Fox News already has the most expensive and complex piece in place: content production. Talan compared the package to rival CNN International, a full-on news service offering English-language reporting from bureaus around the world.
"It's nowhere near what a truly international news service looks like — no reporters abroad giving a take from their perspective or telling related news stories. It isn't even a continent type of plan," he said. "If Fox were a restaurant, this is just another dessert to an already stacked menu. If customers don't like it, no big deal."
Taking into account Fox News' record-breaking success over the last quarter and the increased consumer appetite for long-form viewing amid lockdowns, the pandemic appears to have altered consumer habits in a manner which could incentivize such a launch.
"It's a little expensive, sure. But I get why they're trying it — even now," Talan said. "Because to a certain extent, we all have to keep living our lives. Today is better than tomorrow."
The new product also raises questions about intended demographics, given Fox News' conservative bent and the tendency for American travelers to skew left. Especially puzzling is the choice to debut in Mexico, a nation some Fox News personalities have pummeled as a scapegoat for immigration policy.

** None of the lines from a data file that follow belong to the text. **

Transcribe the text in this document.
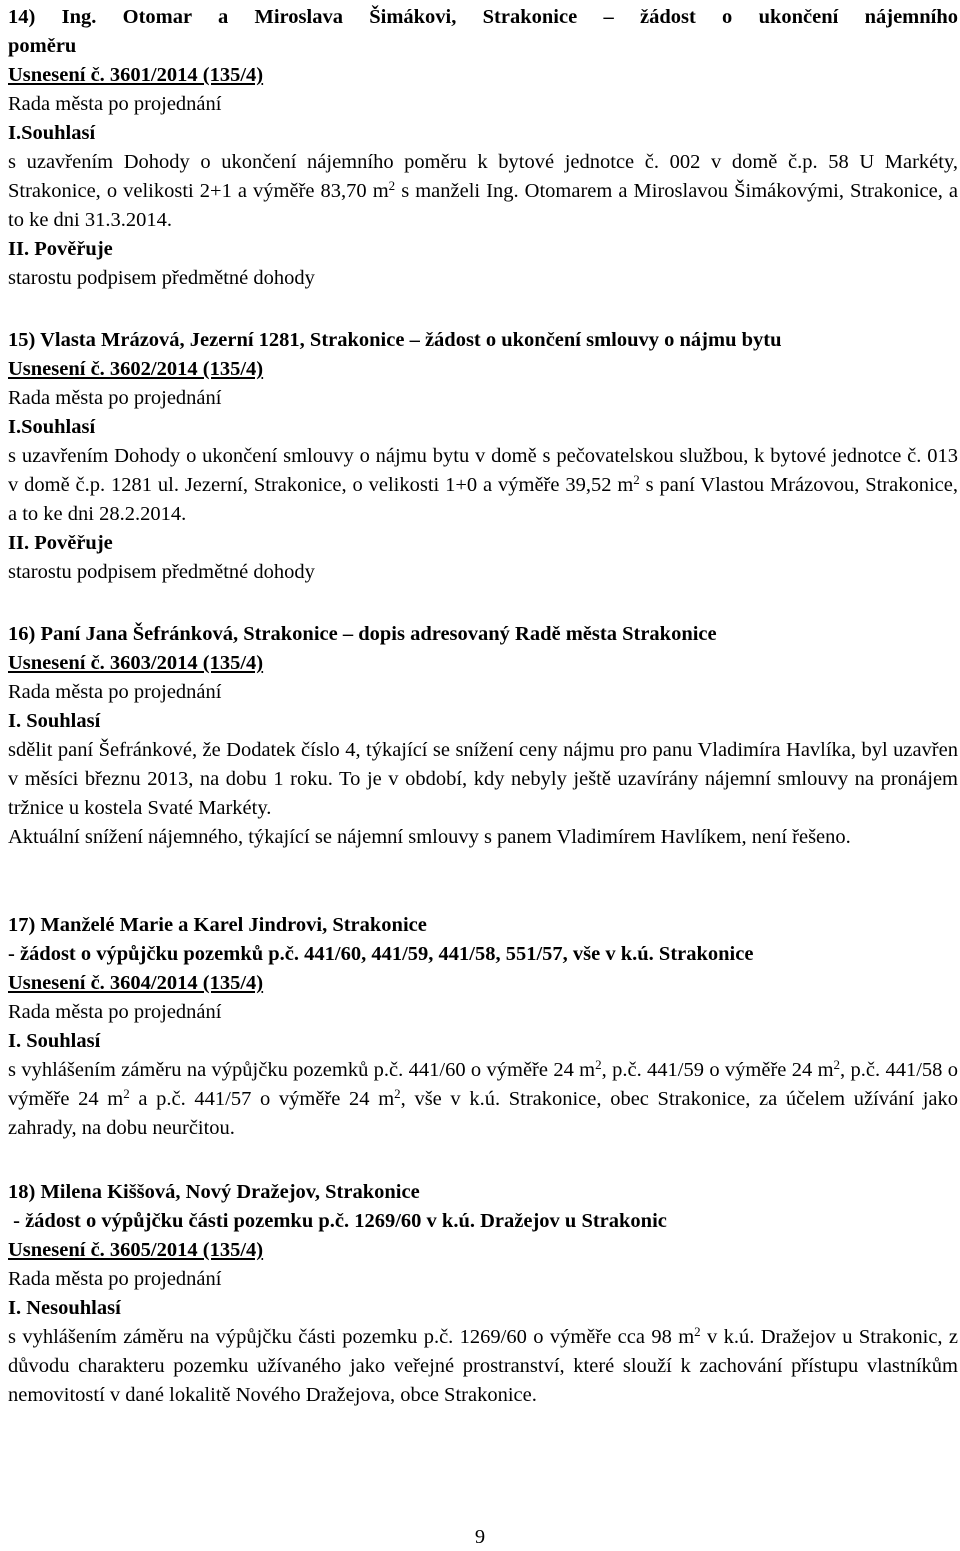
14) Ing. Otomar a Miroslava Šimákovi, Strakonice – žádost o ukončení nájemního
poměru
Usnesení č. 3601/2014 (135/4)
Rada města po projednání
I.Souhlasí
s uzavřením Dohody o ukončení nájemního poměru k bytové jednotce č. 002 v domě č.p. 58 U Markéty, Strakonice, o velikosti 2+1 a výměře 83,70 $m^2$ s manželi Ing. Otomarem a Miroslavou Šimákovými, Strakonice, a to ke dni 31.3.2014.
II. Pověřuje
starostu podpisem předmětné dohody
15) Vlasta Mrázová, Jezerní 1281, Strakonice – žádost o ukončení smlouvy o nájmu bytu
Usnesení č. 3602/2014 (135/4)
Rada města po projednání
I.Souhlasí
s uzavřením Dohody o ukončení smlouvy o nájmu bytu v domě s pečovatelskou službou, k bytové jednotce č. 013 v domě č.p. 1281 ul. Jezerní, Strakonice, o velikosti 1+0 a výměře 39,52 $m^2$ s paní Vlastou Mrázovou, Strakonice, a to ke dni 28.2.2014.
II. Pověřuje
starostu podpisem předmětné dohody
16) Paní Jana Šefránková, Strakonice – dopis adresovaný Radě města Strakonice
Usnesení č. 3603/2014 (135/4)
Rada města po projednání
I. Souhlasí
sdělit paní Šefránkové, že Dodatek číslo 4, týkající se snížení ceny nájmu pro panu Vladimíra Havlíka, byl uzavřen v měsíci březnu 2013, na dobu 1 roku. To je v období, kdy nebyly ještě uzavírány nájemní smlouvy na pronájem tržnice u kostela Svaté Markéty.
Aktuální snížení nájemného, týkající se nájemní smlouvy s panem Vladimírem Havlíkem, není řešeno.
17) Manželé Marie a Karel Jindrovi, Strakonice
- žádost o výpůjčku pozemků p.č. 441/60, 441/59, 441/58, 551/57, vše v k.ú. Strakonice
Usnesení č. 3604/2014 (135/4)
Rada města po projednání
I. Souhlasí
s vyhlášením záměru na výpůjčku pozemků p.č. 441/60 o výměře 24 $m^2$, p.č. 441/59 o výměře 24 $m^2$, p.č. 441/58 o výměře 24 $m^2$ a p.č. 441/57 o výměře 24 $m^2$, vše v k.ú. Strakonice, obec Strakonice, za účelem užívání jako zahrady, na dobu neurčitou.
18) Milena Kiššová, Nový Dražejov, Strakonice
- žádost o výpůjčku části pozemku p.č. 1269/60 v k.ú. Dražejov u Strakonic
Usnesení č. 3605/2014 (135/4)
Rada města po projednání
I. Nesouhlasí
s vyhlášením záměru na výpůjčku části pozemku p.č. 1269/60 o výměře cca 98 $m^2$ v k.ú. Dražejov u Strakonic, z důvodu charakteru pozemku užívaného jako veřejné prostranství, které slouží k zachování přístupu vlastníkům nemovitostí v dané lokalitě Nového Dražejova, obce Strakonice.
9
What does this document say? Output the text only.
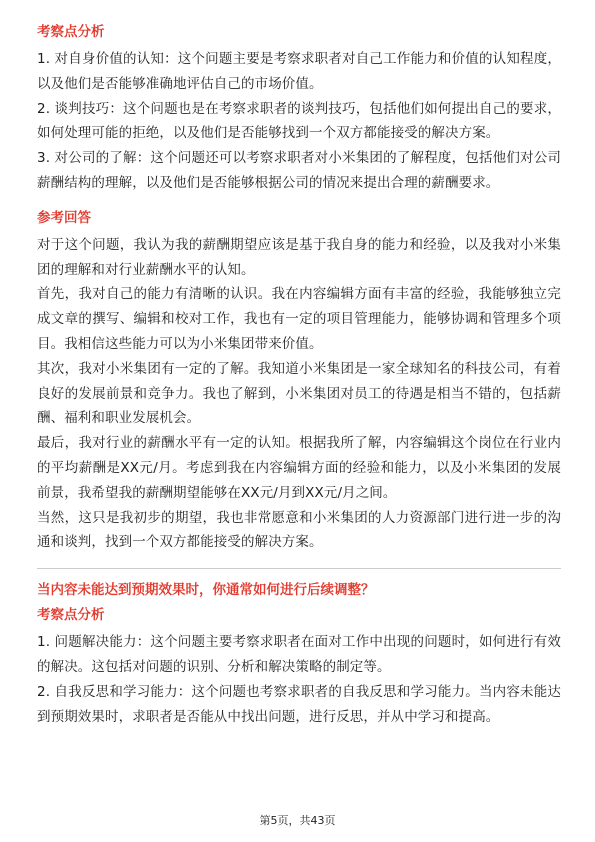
考察点分析
1. 对自身价值的认知：这个问题主要是考察求职者对自己工作能力和价值的认知程度，以及他们是否能够准确地评估自己的市场价值。
2. 谈判技巧：这个问题也是在考察求职者的谈判技巧，包括他们如何提出自己的要求，如何处理可能的拒绝，以及他们是否能够找到一个双方都能接受的解决方案。
3. 对公司的了解：这个问题还可以考察求职者对小米集团的了解程度，包括他们对公司薪酬结构的理解，以及他们是否能够根据公司的情况来提出合理的薪酬要求。
参考回答
对于这个问题，我认为我的薪酬期望应该是基于我自身的能力和经验，以及我对小米集团的理解和对行业薪酬水平的认知。
首先，我对自己的能力有清晰的认识。我在内容编辑方面有丰富的经验，我能够独立完成文章的撰写、编辑和校对工作，我也有一定的项目管理能力，能够协调和管理多个项目。我相信这些能力可以为小米集团带来价值。
其次，我对小米集团有一定的了解。我知道小米集团是一家全球知名的科技公司，有着良好的发展前景和竞争力。我也了解到，小米集团对员工的待遇是相当不错的，包括薪酬、福利和职业发展机会。
最后，我对行业的薪酬水平有一定的认知。根据我所了解，内容编辑这个岗位在行业内的平均薪酬是XX元/月。考虑到我在内容编辑方面的经验和能力，以及小米集团的发展前景，我希望我的薪酬期望能够在XX元/月到XX元/月之间。
当然，这只是我初步的期望，我也非常愿意和小米集团的人力资源部门进行进一步的沟通和谈判，找到一个双方都能接受的解决方案。
当内容未能达到预期效果时，你通常如何进行后续调整？
考察点分析
1. 问题解决能力：这个问题主要考察求职者在面对工作中出现的问题时，如何进行有效的解决。这包括对问题的识别、分析和解决策略的制定等。
2. 自我反思和学习能力：这个问题也考察求职者的自我反思和学习能力。当内容未能达到预期效果时，求职者是否能从中找出问题，进行反思，并从中学习和提高。
第5页，共43页
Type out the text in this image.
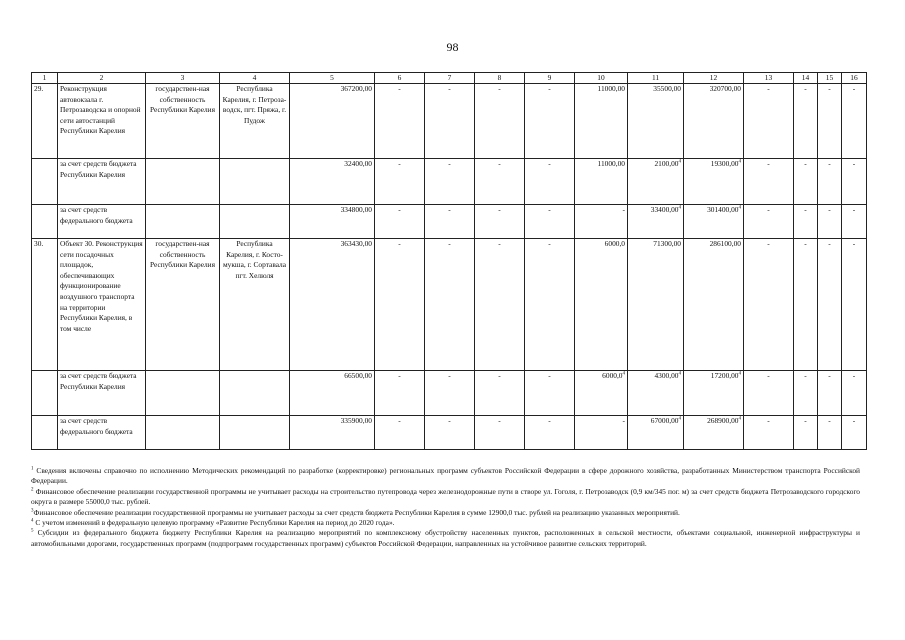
98
1	2	3	4	5	6	7	8	9	10	11	12	13	14	15	16
29.	Реконструкция автовокзала г. Петрозаводска и опорной сети автостанций Республики Карелия	государствен-ная собственность Республики Карелия	Республика Карелия, г. Петроза-водск, пгт. Пряжа, г. Пудож	367200,00	-	-	-	-	11000,00	35500,00	320700,00	-	-	-	-
	за счет средств бюджета Республики Карелия			32400,00	-	-	-	-	11000,00	2100,00$^4$	19300,00$^4$	-	-	-	-
	за счет средств федерального бюджета			334800,00	-	-	-	-	-	33400,00$^4$	301400,00$^4$	-	-	-	-
30.	Объект 30. Реконструкция сети посадочных площадок, обеспечивающих функционирование воздушного транспорта на территории Республики Карелия, в том числе	государствен-ная собственность Республики Карелия	Республика Карелия, г. Косто-мукша, г. Сортавала пгт. Хелюля	363430,00	-	-	-	-	6000,0	71300,00	286100,00	-	-	-	-
	за счет средств бюджета Республики Карелия			66500,00	-	-	-	-	6000,0$^4$	4300,00$^4$	17200,00$^4$	-	-	-	-
	за счет средств федерального бюджета			335900,00	-	-	-	-	-	67000,00$^4$	268900,00$^4$	-	-	-	-

$^1$ Сведения включены справочно по исполнению Методических рекомендаций по разработке (корректировке) региональных программ субъектов Российской Федерации в сфере дорожного хозяйства, разработанных Министерством транспорта Российской Федерации.

$^2$ Финансовое обеспечение реализации государственной программы не учитывает расходы на строительство путепровода через железнодорожные пути в створе ул. Гоголя, г. Петрозаводск (0,9 км/345 пог. м) за счет средств бюджета Петрозаводского городского округа в размере 55000,0 тыс. рублей.

$^3$Финансовое обеспечение реализации государственной программы не учитывает расходы за счет средств бюджета Республики Карелия в сумме 12900,0 тыс. рублей на реализацию указанных мероприятий.

$^4$ С учетом изменений в федеральную целевую программу «Развитие Республики Карелия на период до 2020 года».

$^5$ Субсидии из федерального бюджета бюджету Республики Карелия на реализацию мероприятий по комплексному обустройству населенных пунктов, расположенных в сельской местности, объектами социальной, инженерной инфраструктуры и автомобильными дорогами, государственных программ (подпрограмм государственных программ) субъектов Российской Федерации, направленных на устойчивое развитие сельских территорий.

For instance, in a debate over illegal immigration, network star Tucker Carlson challenged Univision journalist Enrique Acevedo over whether Americans should "be allowed" to eat ethnic food.
"I'm totally opposed to illegal immigration. I think our legal immigration should be lower, because the country is getting too volatile. Those are my sincere views," Carlson said. "Should I be allowed to eat Mexican food?"
Mexicans should share their food and culture with Americans, Acevedo responded.
"What do you mean 'their food?' It's American food. It's American food," Carlson said. "What do you think you own tacos now or something? I feel like [I own them]. They're an American food, and I'm going to keep eating them, even though I agree with Jeff Sessions."
The network's coverage of the 2018 migrant caravan from Mexico was widely criticized as "xenophobic nonsense." It devoted hours of airtime in the weeks after the midterm elections to warning viewers, including President Donald Trump, of a non-existent "invasion."
Fox Nation host Tomi Lahren suggested at the time that migrants trying to cross the border into the U.S. would spread hepatitis and HIV/AIDS throughout local communities.
"Oh, and over 100 migrants have lice and multiple instances of skin infections," Lahren continued with the chyron "Caravan of Diseases" on full display across the screen. "Oh, and there's also the threat of a hepatitis outbreak."
And the list goes on.
Talan raised the point that American contractors often live abroad, and industries such as defense and construction often skew conservative. But Dr. Wenshan Jia, a Chapman University professor who studies intercultural communication, told The Wall Street Journal — which like Fox News shares ownership by the Murdoch family — that his research shows that the expat life more often pushes Americans to the left, politically.
"People traveling and living abroad become more educated," Jia said, "and so they are less prone to propaganda in their own countries."